Area of Law:
Mesothelioma is a rare form of cancer that affects the mesothelial cells of the human body. These cells form the mesothelium, the protective layers around the lungs, heart, and stomach that cushion the organs, prevent friction, and allow for free movement.
When a tumor forms in the mesothelium, it may be either benign or malignant. Malignant tumors are cancer-causing, and while these types of tumors were once relatively rare, about 2000 new cases of malignant mesothelioma are currently being diagnosed in the United States each year.
Exposure to asbestos dust is the main cause of mesothelioma, and millions of workers in the U.S., including Texas, have been exposed to asbestos dust since the 1940s. The recent increase of mesothelioma is thought to be the result of the slow incubation period of this type of cancer, which may manifest itself approximately 30 to 50 years after exposure to asbestos. Those currently suffering from malignant mesothelioma are thought to have been exposed to asbestos during the 1960s and 1970s, before the hazards of asbestos were known. Those who worked in the shipbuilding, mining, and construction industries are considered to be the most at-risk.
Mesothelioma is considered a deadly form of cancer because most people who are diagnosed with the disease die within two years. Those who have worked around asbestos are encouraged to seek the advice of a physician, since early diagnosis may slow or even stop the spread of mesothelioma.

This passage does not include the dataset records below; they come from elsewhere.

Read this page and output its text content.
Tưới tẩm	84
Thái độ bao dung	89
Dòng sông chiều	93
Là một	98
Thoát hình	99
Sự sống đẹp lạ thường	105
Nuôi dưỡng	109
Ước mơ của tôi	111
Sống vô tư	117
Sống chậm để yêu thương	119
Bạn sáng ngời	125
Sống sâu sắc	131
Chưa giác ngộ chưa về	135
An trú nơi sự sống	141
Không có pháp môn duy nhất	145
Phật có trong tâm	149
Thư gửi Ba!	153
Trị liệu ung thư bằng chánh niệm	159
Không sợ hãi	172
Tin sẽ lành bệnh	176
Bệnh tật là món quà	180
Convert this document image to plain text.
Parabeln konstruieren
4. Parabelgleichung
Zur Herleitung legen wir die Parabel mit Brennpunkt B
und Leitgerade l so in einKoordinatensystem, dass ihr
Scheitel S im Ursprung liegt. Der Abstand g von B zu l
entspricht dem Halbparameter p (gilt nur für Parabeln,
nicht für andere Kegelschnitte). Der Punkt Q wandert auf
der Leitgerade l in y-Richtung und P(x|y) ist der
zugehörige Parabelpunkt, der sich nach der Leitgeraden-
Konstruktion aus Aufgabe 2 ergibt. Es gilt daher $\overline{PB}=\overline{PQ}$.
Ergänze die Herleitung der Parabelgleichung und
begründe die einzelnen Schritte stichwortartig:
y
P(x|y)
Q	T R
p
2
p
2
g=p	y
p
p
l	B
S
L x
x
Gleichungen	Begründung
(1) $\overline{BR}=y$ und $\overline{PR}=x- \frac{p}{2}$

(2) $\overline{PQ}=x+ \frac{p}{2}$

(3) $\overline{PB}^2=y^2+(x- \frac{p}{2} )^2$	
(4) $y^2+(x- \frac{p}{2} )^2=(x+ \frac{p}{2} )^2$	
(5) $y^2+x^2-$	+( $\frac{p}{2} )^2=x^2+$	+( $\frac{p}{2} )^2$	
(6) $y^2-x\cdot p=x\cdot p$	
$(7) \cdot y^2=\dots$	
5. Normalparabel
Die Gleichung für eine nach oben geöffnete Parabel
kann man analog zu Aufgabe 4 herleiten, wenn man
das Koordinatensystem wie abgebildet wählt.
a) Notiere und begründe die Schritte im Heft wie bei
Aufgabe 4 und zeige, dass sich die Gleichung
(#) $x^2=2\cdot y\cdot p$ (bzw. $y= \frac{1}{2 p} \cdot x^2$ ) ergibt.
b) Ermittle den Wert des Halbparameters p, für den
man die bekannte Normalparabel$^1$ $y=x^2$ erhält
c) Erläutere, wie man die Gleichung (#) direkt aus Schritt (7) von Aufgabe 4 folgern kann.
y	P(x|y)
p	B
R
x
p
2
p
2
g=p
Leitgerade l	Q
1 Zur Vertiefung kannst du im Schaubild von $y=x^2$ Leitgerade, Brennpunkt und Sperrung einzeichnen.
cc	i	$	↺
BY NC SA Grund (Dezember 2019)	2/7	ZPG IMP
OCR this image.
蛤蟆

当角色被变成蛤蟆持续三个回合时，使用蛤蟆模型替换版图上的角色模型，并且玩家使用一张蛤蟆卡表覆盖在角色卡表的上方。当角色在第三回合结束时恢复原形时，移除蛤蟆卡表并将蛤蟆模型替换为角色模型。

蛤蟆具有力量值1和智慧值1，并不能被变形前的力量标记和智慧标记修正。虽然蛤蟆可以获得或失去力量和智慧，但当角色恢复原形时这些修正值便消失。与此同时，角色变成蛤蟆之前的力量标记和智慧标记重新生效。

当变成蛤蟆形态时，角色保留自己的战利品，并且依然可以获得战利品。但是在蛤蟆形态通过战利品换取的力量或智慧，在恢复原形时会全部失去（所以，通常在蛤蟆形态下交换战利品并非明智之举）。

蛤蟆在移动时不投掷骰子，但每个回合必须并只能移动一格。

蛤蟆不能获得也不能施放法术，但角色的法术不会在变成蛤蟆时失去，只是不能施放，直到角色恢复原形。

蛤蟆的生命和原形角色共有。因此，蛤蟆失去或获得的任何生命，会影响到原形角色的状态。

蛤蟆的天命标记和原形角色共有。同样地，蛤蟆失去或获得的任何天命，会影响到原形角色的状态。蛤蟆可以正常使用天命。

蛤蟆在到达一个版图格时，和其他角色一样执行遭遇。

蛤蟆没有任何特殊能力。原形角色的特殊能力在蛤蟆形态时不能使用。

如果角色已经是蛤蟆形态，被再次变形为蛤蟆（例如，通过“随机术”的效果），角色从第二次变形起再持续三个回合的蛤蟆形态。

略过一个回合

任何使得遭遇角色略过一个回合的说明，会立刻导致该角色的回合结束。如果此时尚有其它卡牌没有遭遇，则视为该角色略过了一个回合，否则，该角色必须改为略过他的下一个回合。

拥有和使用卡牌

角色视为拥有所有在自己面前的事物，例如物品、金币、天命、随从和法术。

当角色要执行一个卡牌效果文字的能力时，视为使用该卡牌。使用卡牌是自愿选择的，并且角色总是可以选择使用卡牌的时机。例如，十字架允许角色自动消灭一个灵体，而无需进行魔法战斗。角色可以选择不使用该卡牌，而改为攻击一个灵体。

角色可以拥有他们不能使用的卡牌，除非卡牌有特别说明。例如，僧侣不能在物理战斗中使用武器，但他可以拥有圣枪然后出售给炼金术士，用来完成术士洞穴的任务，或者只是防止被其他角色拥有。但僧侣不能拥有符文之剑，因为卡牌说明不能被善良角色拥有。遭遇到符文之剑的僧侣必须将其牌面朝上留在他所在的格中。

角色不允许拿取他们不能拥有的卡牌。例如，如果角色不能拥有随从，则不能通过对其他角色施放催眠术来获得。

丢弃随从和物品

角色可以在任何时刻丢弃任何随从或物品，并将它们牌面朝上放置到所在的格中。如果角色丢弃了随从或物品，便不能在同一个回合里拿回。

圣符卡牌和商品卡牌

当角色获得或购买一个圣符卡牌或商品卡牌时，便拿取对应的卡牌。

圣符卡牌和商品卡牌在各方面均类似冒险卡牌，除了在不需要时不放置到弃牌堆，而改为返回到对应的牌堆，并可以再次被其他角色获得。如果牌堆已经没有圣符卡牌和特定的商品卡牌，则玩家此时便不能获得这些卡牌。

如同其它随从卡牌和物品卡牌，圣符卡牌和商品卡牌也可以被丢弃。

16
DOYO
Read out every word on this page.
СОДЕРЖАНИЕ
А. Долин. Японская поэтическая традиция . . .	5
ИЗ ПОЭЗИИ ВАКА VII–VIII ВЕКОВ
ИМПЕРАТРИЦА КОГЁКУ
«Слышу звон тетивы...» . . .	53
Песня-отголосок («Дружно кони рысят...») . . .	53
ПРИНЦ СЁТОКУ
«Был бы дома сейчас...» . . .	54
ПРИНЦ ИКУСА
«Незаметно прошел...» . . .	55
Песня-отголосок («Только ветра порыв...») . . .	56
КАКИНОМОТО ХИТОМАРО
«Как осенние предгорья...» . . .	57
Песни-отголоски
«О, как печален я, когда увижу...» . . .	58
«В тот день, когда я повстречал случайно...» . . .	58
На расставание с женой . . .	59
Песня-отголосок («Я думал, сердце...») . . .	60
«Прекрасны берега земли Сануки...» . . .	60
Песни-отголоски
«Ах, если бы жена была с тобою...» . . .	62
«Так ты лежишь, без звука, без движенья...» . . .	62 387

Some common treatments for mesothelioma include surgery to remove the affected area, radiation, and chemotherapy.
Texas is known for its oil refineries. According to MesoBlog.org, employees of Texas oil refineries are at increased risk for mesothelioma because before 1980, when the use of asbestos declined, it was commonly used as a heat and flame retardant in Texas oil refineries and power plants.
Asbestos workers frequently bring the deadly particles home with them on their work clothing, exposing many people who never entered a work site where asbestos was present. The Agency for Toxic Substances and Disease Registry (ATSDR) recommends certain practices to reduce the likelihood of asbestos exposure at home:
- Shower and change clothes before you leave work
- Wash hands and face regularly, especially before meals
- Regularly clean up dust and soil brought into the home
- Use door mats to catch soil from shoes and remove shoes before entering the house so as not to track dirt possibly containing fibers into the house
Texans who are suffering from mesothelioma have the option of filing a lawsuit against their employers to compensate them for their medical expenses, pain and suffering due to the disease. Many courts have historically ruled in favor of the victims of asbestos-related diseases such as mesothelioma, and verdicts in some of these cases awarded damages in excess of $1 million dollars to the victims and their families.